# How do you enable email notifications in the new forum?



## MT-V6 (Jan 11, 2015)

I used to be notified via email when someone replied to a subscribed thread. In the new forum, the only option I see is 'Alert', which doesn't seem to translate to an email.

I do get emailed when someone PMs me though.

How do I enable this?

Thanks


----------



## Hoggy (May 8, 2002)

Hi, Click your Avatar, top right. Acc settings, Email options, click preferences. Extra ticks can then be applied & save.
Appears to be the way.
Hoggy


----------



## MT-V6 (Jan 11, 2015)

That page only lets you enable 'alerts' for some reason.
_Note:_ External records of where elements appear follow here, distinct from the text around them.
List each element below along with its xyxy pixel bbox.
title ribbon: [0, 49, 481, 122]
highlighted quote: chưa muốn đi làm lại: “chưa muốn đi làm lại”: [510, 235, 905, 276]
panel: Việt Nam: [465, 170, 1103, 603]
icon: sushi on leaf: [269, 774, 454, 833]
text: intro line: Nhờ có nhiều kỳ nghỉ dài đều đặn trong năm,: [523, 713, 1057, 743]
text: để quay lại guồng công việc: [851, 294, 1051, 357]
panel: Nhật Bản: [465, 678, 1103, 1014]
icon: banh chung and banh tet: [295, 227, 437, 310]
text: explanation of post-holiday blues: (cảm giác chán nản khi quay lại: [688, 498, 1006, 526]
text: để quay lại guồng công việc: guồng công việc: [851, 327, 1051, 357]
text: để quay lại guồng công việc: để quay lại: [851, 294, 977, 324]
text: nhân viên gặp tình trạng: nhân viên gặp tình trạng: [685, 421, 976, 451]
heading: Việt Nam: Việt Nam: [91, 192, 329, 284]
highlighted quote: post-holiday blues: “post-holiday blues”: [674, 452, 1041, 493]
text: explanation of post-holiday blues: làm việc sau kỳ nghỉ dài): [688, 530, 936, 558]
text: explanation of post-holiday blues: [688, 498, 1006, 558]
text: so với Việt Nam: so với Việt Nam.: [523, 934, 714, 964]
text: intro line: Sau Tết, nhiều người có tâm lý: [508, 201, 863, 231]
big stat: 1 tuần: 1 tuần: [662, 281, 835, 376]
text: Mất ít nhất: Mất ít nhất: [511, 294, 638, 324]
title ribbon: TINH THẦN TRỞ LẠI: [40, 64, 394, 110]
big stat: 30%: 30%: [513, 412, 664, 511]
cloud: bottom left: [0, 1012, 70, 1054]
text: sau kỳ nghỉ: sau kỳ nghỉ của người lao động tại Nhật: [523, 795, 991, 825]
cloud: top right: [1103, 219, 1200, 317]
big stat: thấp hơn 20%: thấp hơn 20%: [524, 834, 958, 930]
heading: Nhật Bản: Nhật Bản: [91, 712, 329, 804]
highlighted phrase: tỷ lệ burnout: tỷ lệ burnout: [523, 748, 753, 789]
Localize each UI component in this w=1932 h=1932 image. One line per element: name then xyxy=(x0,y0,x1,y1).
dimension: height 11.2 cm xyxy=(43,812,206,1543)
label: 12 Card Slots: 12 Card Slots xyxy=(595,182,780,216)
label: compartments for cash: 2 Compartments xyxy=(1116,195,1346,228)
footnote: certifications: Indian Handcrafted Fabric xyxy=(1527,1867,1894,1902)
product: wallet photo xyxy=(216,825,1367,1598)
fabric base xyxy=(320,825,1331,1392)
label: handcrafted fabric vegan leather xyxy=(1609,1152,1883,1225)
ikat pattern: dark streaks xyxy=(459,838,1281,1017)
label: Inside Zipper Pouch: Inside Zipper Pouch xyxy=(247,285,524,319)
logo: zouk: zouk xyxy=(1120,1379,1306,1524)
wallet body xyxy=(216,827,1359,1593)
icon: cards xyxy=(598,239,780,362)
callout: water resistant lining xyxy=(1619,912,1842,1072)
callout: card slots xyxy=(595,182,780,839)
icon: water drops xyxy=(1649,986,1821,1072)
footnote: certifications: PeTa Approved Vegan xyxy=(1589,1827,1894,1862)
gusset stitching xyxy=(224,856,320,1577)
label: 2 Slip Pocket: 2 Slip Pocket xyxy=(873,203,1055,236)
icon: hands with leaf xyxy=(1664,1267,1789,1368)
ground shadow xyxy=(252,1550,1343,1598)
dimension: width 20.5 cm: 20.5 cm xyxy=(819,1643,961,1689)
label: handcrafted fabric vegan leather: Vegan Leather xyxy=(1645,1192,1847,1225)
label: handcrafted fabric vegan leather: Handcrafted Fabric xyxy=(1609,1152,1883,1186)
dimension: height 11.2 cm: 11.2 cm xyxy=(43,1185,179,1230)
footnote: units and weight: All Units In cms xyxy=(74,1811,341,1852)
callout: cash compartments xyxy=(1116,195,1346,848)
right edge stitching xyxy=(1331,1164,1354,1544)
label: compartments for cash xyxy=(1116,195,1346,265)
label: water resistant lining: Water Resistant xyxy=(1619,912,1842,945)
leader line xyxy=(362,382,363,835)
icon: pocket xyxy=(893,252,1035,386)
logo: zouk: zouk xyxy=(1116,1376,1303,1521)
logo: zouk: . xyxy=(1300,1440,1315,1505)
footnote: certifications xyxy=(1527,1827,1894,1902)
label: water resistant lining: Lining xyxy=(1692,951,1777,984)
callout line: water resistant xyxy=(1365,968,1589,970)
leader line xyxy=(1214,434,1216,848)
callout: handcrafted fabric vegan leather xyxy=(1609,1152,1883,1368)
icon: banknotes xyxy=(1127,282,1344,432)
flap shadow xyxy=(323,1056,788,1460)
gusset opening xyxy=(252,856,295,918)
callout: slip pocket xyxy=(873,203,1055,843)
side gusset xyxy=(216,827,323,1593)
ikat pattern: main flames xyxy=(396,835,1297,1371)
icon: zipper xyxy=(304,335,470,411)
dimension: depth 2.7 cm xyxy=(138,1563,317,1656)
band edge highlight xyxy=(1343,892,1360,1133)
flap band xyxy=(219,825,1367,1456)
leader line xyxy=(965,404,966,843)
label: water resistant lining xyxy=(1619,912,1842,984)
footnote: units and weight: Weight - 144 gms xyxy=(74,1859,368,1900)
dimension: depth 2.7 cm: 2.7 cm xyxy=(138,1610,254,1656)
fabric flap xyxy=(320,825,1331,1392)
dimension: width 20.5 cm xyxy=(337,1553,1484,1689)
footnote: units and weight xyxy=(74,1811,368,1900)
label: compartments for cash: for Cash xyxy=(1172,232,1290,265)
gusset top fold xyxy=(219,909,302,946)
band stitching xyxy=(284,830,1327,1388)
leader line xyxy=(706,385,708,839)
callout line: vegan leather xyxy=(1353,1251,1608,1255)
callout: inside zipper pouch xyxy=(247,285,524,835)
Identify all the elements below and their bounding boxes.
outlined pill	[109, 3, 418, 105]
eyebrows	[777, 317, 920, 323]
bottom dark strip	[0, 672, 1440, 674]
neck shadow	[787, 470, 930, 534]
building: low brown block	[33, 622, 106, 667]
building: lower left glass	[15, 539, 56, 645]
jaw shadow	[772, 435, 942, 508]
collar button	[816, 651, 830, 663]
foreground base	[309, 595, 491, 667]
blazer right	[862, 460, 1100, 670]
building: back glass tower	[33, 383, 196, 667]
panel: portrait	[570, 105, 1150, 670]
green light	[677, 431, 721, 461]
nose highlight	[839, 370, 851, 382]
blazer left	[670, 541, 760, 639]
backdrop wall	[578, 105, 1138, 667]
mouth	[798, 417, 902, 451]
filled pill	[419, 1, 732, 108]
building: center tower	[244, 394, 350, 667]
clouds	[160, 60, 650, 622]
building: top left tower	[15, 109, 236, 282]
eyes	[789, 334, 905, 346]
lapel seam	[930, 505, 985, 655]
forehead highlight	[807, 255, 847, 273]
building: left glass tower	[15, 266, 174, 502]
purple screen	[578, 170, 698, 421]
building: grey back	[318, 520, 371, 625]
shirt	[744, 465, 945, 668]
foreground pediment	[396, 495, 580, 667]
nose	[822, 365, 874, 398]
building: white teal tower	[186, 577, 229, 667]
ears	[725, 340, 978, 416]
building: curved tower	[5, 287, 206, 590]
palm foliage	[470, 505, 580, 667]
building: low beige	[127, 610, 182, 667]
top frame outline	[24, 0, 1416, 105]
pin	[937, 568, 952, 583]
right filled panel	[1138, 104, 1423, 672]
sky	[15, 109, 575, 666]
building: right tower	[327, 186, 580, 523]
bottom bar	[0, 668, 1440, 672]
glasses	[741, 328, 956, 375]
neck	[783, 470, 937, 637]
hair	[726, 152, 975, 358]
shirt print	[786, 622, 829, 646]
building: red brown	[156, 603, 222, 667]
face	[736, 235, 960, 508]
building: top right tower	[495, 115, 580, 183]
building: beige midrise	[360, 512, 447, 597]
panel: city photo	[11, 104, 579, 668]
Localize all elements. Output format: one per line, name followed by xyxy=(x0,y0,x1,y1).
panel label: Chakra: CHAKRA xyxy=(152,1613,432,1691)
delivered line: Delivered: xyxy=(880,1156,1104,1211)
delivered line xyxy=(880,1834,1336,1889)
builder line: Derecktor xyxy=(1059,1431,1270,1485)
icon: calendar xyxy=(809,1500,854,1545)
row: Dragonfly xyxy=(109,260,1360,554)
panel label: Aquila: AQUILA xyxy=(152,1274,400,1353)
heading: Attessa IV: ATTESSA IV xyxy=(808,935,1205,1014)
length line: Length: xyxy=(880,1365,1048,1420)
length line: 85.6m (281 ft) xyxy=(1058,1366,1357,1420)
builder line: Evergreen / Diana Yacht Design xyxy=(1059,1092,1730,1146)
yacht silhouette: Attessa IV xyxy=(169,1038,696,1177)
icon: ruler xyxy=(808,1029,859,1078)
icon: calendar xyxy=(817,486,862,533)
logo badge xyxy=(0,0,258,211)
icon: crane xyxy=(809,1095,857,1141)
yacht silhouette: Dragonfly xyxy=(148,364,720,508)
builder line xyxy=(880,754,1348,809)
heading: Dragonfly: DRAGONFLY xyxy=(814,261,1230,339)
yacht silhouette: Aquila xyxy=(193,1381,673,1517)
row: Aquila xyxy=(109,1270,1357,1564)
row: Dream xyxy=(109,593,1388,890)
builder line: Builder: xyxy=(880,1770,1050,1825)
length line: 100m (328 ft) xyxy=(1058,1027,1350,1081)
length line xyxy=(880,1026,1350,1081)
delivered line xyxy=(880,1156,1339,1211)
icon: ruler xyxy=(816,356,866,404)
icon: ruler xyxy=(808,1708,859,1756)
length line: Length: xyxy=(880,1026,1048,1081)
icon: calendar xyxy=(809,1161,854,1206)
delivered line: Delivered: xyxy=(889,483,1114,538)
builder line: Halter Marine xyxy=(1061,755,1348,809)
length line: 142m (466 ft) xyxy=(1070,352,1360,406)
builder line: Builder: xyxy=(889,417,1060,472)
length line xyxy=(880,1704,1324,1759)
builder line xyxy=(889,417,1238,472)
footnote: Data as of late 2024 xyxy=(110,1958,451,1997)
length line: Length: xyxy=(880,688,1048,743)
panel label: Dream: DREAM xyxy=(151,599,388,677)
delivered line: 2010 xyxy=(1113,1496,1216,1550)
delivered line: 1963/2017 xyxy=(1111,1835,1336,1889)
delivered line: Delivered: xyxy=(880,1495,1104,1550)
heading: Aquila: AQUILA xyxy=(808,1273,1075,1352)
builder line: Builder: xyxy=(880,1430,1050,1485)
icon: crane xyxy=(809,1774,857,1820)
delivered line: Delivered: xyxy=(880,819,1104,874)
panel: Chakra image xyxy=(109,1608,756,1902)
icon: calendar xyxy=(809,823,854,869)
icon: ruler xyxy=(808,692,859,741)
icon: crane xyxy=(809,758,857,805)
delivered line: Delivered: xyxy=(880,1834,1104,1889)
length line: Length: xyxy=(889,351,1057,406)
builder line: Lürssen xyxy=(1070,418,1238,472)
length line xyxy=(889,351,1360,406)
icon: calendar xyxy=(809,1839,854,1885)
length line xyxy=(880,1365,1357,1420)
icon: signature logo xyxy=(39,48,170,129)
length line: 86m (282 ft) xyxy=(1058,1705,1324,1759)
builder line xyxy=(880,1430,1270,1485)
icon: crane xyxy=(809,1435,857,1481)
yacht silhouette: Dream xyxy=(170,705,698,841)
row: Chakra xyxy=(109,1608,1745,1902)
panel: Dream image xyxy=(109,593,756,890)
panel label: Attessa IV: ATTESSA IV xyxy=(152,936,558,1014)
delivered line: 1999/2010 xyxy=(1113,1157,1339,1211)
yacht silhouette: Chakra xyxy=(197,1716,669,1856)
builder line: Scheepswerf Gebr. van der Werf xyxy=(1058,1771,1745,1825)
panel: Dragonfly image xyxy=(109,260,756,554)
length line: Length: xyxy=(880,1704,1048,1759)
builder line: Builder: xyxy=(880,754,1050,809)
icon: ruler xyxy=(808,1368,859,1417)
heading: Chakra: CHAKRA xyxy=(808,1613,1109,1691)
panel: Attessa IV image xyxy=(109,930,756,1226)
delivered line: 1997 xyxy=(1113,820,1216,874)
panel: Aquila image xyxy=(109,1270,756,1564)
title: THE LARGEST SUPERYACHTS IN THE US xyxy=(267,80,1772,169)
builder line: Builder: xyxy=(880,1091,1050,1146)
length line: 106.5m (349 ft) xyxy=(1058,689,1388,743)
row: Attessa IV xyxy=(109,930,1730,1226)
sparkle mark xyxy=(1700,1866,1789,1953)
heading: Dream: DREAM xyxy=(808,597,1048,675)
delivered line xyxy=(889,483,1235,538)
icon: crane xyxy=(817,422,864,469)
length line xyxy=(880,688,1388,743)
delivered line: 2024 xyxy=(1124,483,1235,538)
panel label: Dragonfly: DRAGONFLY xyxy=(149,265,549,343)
I found it on this page in the end https://www.ttforum.co.uk/watched/threads, there is a drop down at the bottom right


----------



## Hoggy (May 8, 2002)

Hi, Well done, we are all trying to learn this mishmash... More means less.
Hoggy.


----------



## GARAGE HERMIT (Mar 7, 2015)

new format suck's,
i'll only try and use it if i'm in dire need of help, if i can figure it out that is,


----------



## lukeexecute (Apr 3, 2021)

I disabled and then re enabled notifications to the threads I was following. That worked for me.


----------